BLACKS AND WHITES (2008; size variable; painted cloth flowers and stems/leaves): Flowers are natural; fake flowers are not natural; painted fake flowers are less natural, not even vaguely resembling the fake flowers; black and white fake flowers taken apart and placed into groups, flowers here, stems and leaves there, seem to be a study of sorts—are they in opposition to one another? Is one the more beautiful while the other does the real work to produce the first? Are both parts that are interdependent? In the context of work about ‘race’, the same questions that may relate to botany may relate to essentialist questions about black people and white people.

BLACKS AND WHITES, detail

THROW ROCKS(2008; 6’long x 4”h x 12”d; polyester screening, thread, rocks): Thinking of racial violence, I thought of a basic weapon—the rock—as a visual for the concept of hate.

EASY: Yard Sign (18” x 24”; metal with acrylic paint; hardware): I’m experimenting with various formats for making images with text in a public arena; this used to be a “For Sale” sign (left at our town dump), so am playing with the framework of that format here.

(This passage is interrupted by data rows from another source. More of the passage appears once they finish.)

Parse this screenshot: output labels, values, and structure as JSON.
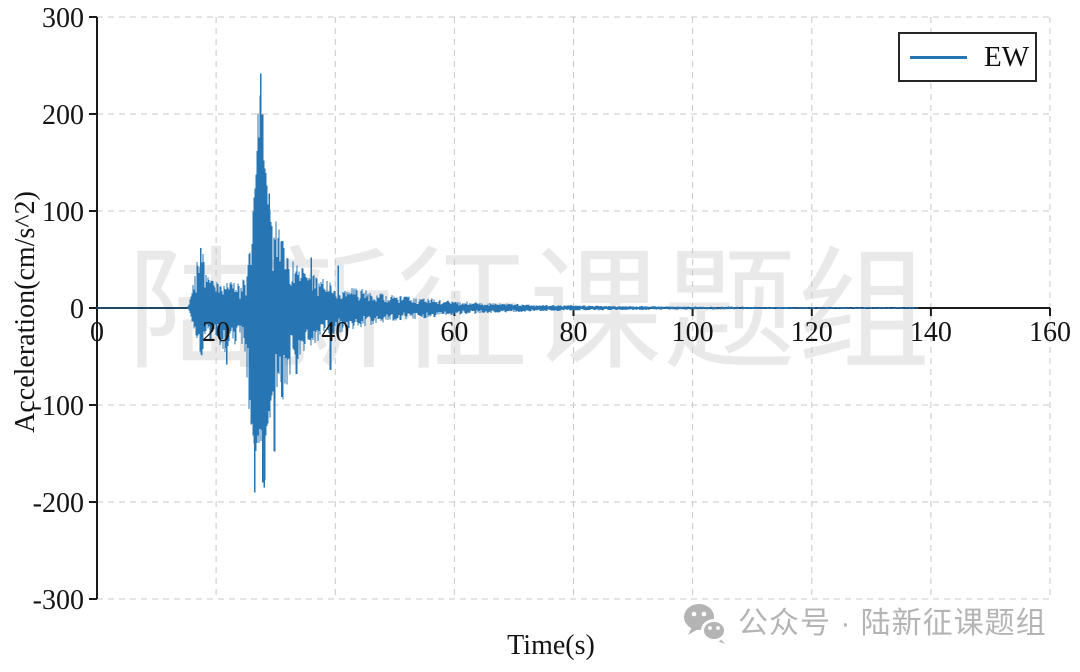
{
  "chart_data": {
    "type": "line",
    "title": "",
    "xlabel": "Time(s)",
    "ylabel": "Acceleration(cm/s^2)",
    "xlim": [
      0,
      160
    ],
    "ylim": [
      -300,
      300
    ],
    "xticks": [
      0,
      20,
      40,
      60,
      80,
      100,
      120,
      140,
      160
    ],
    "xtick_labels": [
      "0",
      "20",
      "40",
      "60",
      "80",
      "100",
      "120",
      "140",
      "160"
    ],
    "yticks": [
      300,
      200,
      100,
      0,
      -100,
      -200,
      -300
    ],
    "ytick_labels": [
      "300",
      "200",
      "100",
      "0",
      "-100",
      "-200",
      "-300"
    ],
    "grid": "dashed",
    "legend_position": "upper-right",
    "series": [
      {
        "name": "EW",
        "color": "#2776b3",
        "signal_start_s": 15.2,
        "signal_end_s": 137.8,
        "peak_acceleration_cm_s2": 242,
        "min_acceleration_cm_s2": -190,
        "peak_time_s": 27.5,
        "envelope_up": [
          [
            0,
            0.3
          ],
          [
            15.2,
            0.4
          ],
          [
            15.7,
            12
          ],
          [
            16.3,
            30
          ],
          [
            17.0,
            55
          ],
          [
            17.6,
            65
          ],
          [
            18.2,
            52
          ],
          [
            19.0,
            30
          ],
          [
            20,
            26
          ],
          [
            22,
            27
          ],
          [
            24,
            26
          ],
          [
            25.2,
            34
          ],
          [
            25.8,
            75
          ],
          [
            26.4,
            140
          ],
          [
            27.0,
            205
          ],
          [
            27.5,
            242
          ],
          [
            27.9,
            205
          ],
          [
            28.4,
            150
          ],
          [
            29.0,
            118
          ],
          [
            29.7,
            95
          ],
          [
            30.5,
            82
          ],
          [
            31.5,
            64
          ],
          [
            33,
            48
          ],
          [
            35,
            40
          ],
          [
            37,
            32
          ],
          [
            39,
            28
          ],
          [
            41,
            24
          ],
          [
            44,
            20
          ],
          [
            47,
            16
          ],
          [
            50,
            13
          ],
          [
            54,
            11
          ],
          [
            58,
            8.5
          ],
          [
            62,
            6.5
          ],
          [
            66,
            5.2
          ],
          [
            70,
            4.2
          ],
          [
            75,
            3.4
          ],
          [
            80,
            2.8
          ],
          [
            86,
            2.3
          ],
          [
            92,
            1.9
          ],
          [
            100,
            1.6
          ],
          [
            110,
            1.3
          ],
          [
            120,
            1.1
          ],
          [
            128,
            1.0
          ],
          [
            137,
            0.9
          ],
          [
            137.8,
            0.2
          ]
        ],
        "envelope_down": [
          [
            0,
            0.3
          ],
          [
            15.2,
            0.4
          ],
          [
            15.7,
            10
          ],
          [
            16.3,
            26
          ],
          [
            17.0,
            42
          ],
          [
            17.6,
            50
          ],
          [
            18.2,
            45
          ],
          [
            19.0,
            34
          ],
          [
            20,
            30
          ],
          [
            21.5,
            52
          ],
          [
            22.5,
            44
          ],
          [
            24,
            30
          ],
          [
            25.0,
            58
          ],
          [
            25.7,
            120
          ],
          [
            26.2,
            165
          ],
          [
            26.6,
            190
          ],
          [
            27.1,
            160
          ],
          [
            27.6,
            150
          ],
          [
            28.1,
            185
          ],
          [
            28.7,
            140
          ],
          [
            29.4,
            112
          ],
          [
            30.2,
            90
          ],
          [
            31.2,
            95
          ],
          [
            32.2,
            72
          ],
          [
            33.2,
            56
          ],
          [
            35,
            44
          ],
          [
            37,
            35
          ],
          [
            39,
            29
          ],
          [
            41,
            25
          ],
          [
            44,
            20
          ],
          [
            47,
            16
          ],
          [
            50,
            13
          ],
          [
            54,
            11
          ],
          [
            58,
            8.5
          ],
          [
            62,
            6.5
          ],
          [
            66,
            5.2
          ],
          [
            70,
            4.2
          ],
          [
            75,
            3.4
          ],
          [
            80,
            2.8
          ],
          [
            86,
            2.3
          ],
          [
            92,
            1.9
          ],
          [
            100,
            1.6
          ],
          [
            110,
            1.3
          ],
          [
            120,
            1.1
          ],
          [
            128,
            1.0
          ],
          [
            137,
            0.9
          ],
          [
            137.8,
            0.2
          ]
        ],
        "spikes": [
          [
            17.4,
            62
          ],
          [
            21.8,
            -58
          ],
          [
            25.9,
            -120
          ],
          [
            26.5,
            -190
          ],
          [
            26.9,
            162
          ],
          [
            27.5,
            242
          ],
          [
            27.8,
            -180
          ],
          [
            28.1,
            -185
          ],
          [
            28.9,
            118
          ],
          [
            29.8,
            -148
          ],
          [
            31.0,
            -92
          ],
          [
            33.5,
            -68
          ],
          [
            36,
            52
          ],
          [
            39.2,
            -64
          ],
          [
            40.5,
            44
          ]
        ],
        "noise_seed": 1337
      }
    ]
  },
  "style": {
    "accent": "#2776b3",
    "grid_color": "#c8c8c8",
    "axis_color": "#1a1a1a",
    "tick_label_color": "#141414",
    "watermark_color": "rgba(0,0,0,0.085)",
    "badge_color": "#b4b4b4",
    "background": "#ffffff"
  },
  "watermarks": {
    "center_text": "陆新征课题组",
    "badge_text": "公众号 · 陆新征课题组"
  }
}
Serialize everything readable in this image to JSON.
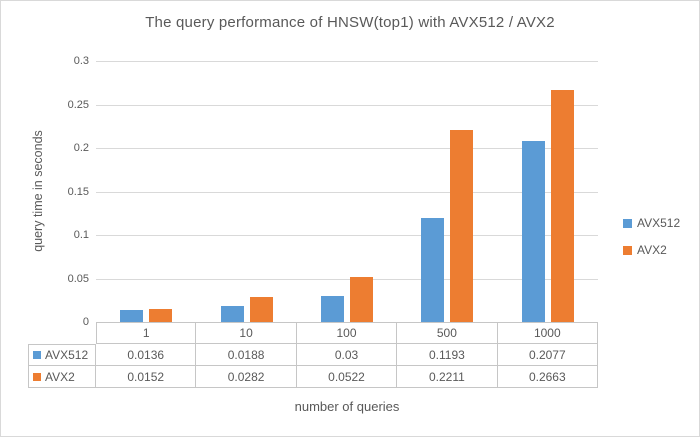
{
  "chart_data": {
    "type": "bar",
    "title": "The query performance of HNSW(top1) with AVX512 / AVX2",
    "xlabel": "number of queries",
    "ylabel": "query time in seconds",
    "categories": [
      "1",
      "10",
      "100",
      "500",
      "1000"
    ],
    "series": [
      {
        "name": "AVX512",
        "color": "#5B9BD5",
        "values": [
          0.0136,
          0.0188,
          0.03,
          0.1193,
          0.2077
        ]
      },
      {
        "name": "AVX2",
        "color": "#ED7D31",
        "values": [
          0.0152,
          0.0282,
          0.0522,
          0.2211,
          0.2663
        ]
      }
    ],
    "ylim": [
      0,
      0.3
    ],
    "yticks": [
      "0",
      "0.05",
      "0.1",
      "0.15",
      "0.2",
      "0.25",
      "0.3"
    ],
    "grid": true,
    "legend_position": "right-middle",
    "data_table_shown": true
  },
  "colors": {
    "text": "#595959",
    "gridline": "#D9D9D9",
    "table_border": "#C6C6C6",
    "background": "#FFFFFF",
    "outer_border": "#D9D9D9"
  }
}
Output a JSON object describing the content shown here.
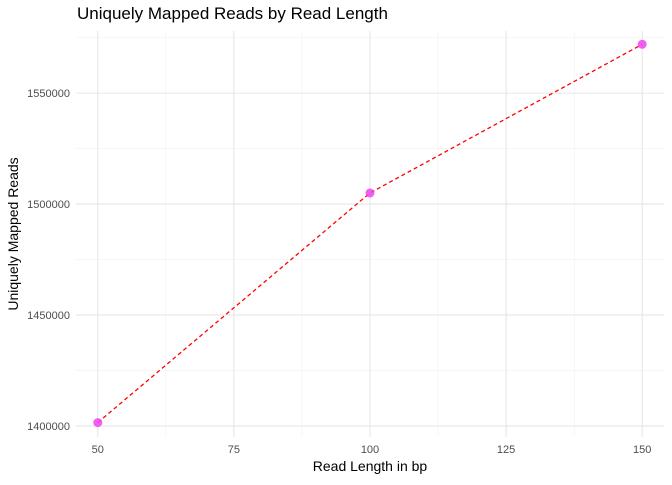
{
  "chart_data": {
    "type": "line",
    "title": "Uniquely Mapped Reads by Read Length",
    "xlabel": "Read Length in bp",
    "ylabel": "Uniquely Mapped Reads",
    "x": [
      50,
      100,
      150
    ],
    "series": [
      {
        "values": [
          1401500,
          1505000,
          1572000
        ]
      }
    ],
    "xlim": [
      46,
      154
    ],
    "ylim": [
      1395000,
      1578000
    ],
    "x_ticks": [
      50,
      75,
      100,
      125,
      150
    ],
    "x_tick_labels": [
      "50",
      "75",
      "100",
      "125",
      "150"
    ],
    "y_ticks": [
      1400000,
      1450000,
      1500000,
      1550000
    ],
    "y_tick_labels": [
      "1400000",
      "1450000",
      "1500000",
      "1550000"
    ],
    "grid": true,
    "legend": "none",
    "colors": {
      "line": "#ff0000",
      "point": "#ee44ee",
      "grid_major": "#e6e6e6",
      "grid_minor": "#f2f2f2",
      "text": "#4d4d4d"
    },
    "line_style": "dashed"
  }
}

DRAWINGS: All are 5x7”, ink on paper; series of drawings built from reflections on readings concerning anti-racist whiteness and racial relations in US
• Rugged Individualism
• Tell Me
• Time Adherence
• Whiteness Feels

FACE: 30,000 paper napkins, ten different designs consisting of 20 questions; napkin 6.6”h x 4”w; paper and ink; 2008. Commissioned for an event designed to addressed a race bias event at Williams College, the questions for this project evolved through conversations with students, faculty and staff of color at the College. The napkins were distributed through dining halls and lounge areas in academic and administrative buildings. The goal was to foster conversation between people sharing coffee or a meal.

WHITE TRAITS Yard Sign: (2009; 18”w x 12”h; Coroplast, acrylic paint, steel): This yard sign, as well as a number of drawings, put forth “Components of White Culture” as described in Katz, J. (1985). The sociopolitical nature of counseling. The Counseling Psychologist, 13, 615-624. Taken from Sue, D., & Sue, S. (1990). Counseling the culturally different: Theory and practice. New York: John Wiley. The simplicity, absoluteness, and stereotypical homogenization of white people may help to make it apparent to whites the prejudicial judgments whites often have of non-whites.